Results, personal experiences and educational input

This little role-playing exercise takes a stylised and simplified look at the most salient issues at stake in the question of taxes and, above all, the public good situation: students are invited to experiment with the fact that "1" in their pocket becomes, in the experiment described here, "1.3", if they pool it. In very practical terms, while it is inconceivable for an individual taxpayer to finance a park, a media library or a road, together they can hope to access the corresponding services. But this central issue should not detract from the other determining parameters of the situation: voluntary declaration with the risk of control, the possibility of illegitimate use (monopolisation of a rent by the public decision-maker) or legitimate use (redistribution to taxpayers) and even the risk of state bankruptcy. This experimental context makes it possible to reproduce, in miniature, the most important issues surrounding taxation.
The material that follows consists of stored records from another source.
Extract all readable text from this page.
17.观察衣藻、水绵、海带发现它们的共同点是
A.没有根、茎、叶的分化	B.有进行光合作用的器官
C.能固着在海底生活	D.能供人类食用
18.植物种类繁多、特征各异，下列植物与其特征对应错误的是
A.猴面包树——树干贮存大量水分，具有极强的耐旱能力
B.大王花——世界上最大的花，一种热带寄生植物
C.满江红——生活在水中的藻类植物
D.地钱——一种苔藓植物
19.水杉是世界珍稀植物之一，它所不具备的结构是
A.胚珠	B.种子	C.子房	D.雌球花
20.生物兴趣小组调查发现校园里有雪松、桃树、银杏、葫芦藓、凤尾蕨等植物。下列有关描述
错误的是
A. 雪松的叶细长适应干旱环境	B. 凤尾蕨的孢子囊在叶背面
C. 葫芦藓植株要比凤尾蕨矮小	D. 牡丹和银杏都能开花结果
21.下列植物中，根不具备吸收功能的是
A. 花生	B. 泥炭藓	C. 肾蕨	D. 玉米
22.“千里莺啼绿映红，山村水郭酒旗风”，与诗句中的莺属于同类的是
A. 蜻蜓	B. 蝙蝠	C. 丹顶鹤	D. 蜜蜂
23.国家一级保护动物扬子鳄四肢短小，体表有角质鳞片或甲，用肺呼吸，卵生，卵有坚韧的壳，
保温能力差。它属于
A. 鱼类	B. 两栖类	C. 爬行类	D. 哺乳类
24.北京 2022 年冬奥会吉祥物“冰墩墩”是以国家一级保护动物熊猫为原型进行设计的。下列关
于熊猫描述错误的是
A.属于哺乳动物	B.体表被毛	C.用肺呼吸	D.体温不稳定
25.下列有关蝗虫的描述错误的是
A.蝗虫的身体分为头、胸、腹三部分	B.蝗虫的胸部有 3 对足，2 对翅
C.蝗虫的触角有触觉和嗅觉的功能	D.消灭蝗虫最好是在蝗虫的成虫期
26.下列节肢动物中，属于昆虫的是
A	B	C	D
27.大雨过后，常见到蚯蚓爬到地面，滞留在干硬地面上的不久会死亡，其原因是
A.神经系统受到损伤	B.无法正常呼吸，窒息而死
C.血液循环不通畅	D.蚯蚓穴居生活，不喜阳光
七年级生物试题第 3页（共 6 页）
What are the results of this experiment? From the student's point of view, as the experiment was carried out at the very beginning of the semester, each student's contribution was totally personal, linked firstly to the role they had been given (public decision-maker or taxpayer) but also to their prior exposure to these themes, linked to their beliefs, values or personality. By putting themselves in this situation, the students were encouraged to think about and face up to the consequences of their choices. More than a vertical approach to tax ethics, the students had to forge their own opinions and ethical thinking on the issue. In terms of the experiment itself, the common pedagogical interest is to make all the students realise that the more legitimate the use of tax is collectively, the higher tax compliance is (phenomenon of legitimacy and reciprocity). On the contrary, the more taxpayers cheat, the more the public decision-maker increases the tax rate to compensate. Through rounds and data feedback, students are encouraged to understand the decisions of others, and the consequences of their choices (whether individual or collective). The collectively best situation, i.e. the one that would generate the most total wealth in a group, would correspond to a tax rate of 50%, a tax compliance rate of 100% and egalitarian redistribution. In other words, the collective interest of the group is to move towards these behaviours. But the narrow interest of each individual is to monopolise the rent (for the public decision-maker), and to declare no income (for the taxpayer), in the hope that others will behave better. In other words, the situation reiterates the classic tension between collective and individual interest that lies at the very heart of political life. In this age of globalisation, digitalisation and robotisation, it is vital that the teaching of taxation can help students to understand the issues at stake in this dilemma, and provide them with food for thought about the challenges of citizenship in tomorrow's world.

 

[1]              Andreoni, J., Erard, B., & Feinstein, J. (1998). Tax compliance. Journal of economic literature, 36(2), 818-860.

[2]             The EPHEMER programme, funded by the French National Research Agency, which aims to place experimentation at the heart of ethics teaching

[3]             The experience offered to the 700 students was organised jointly by Anthropo-lab, an experimental anthropology laboratory, and EDHEC Business School as part of the ANR EPHEMER project.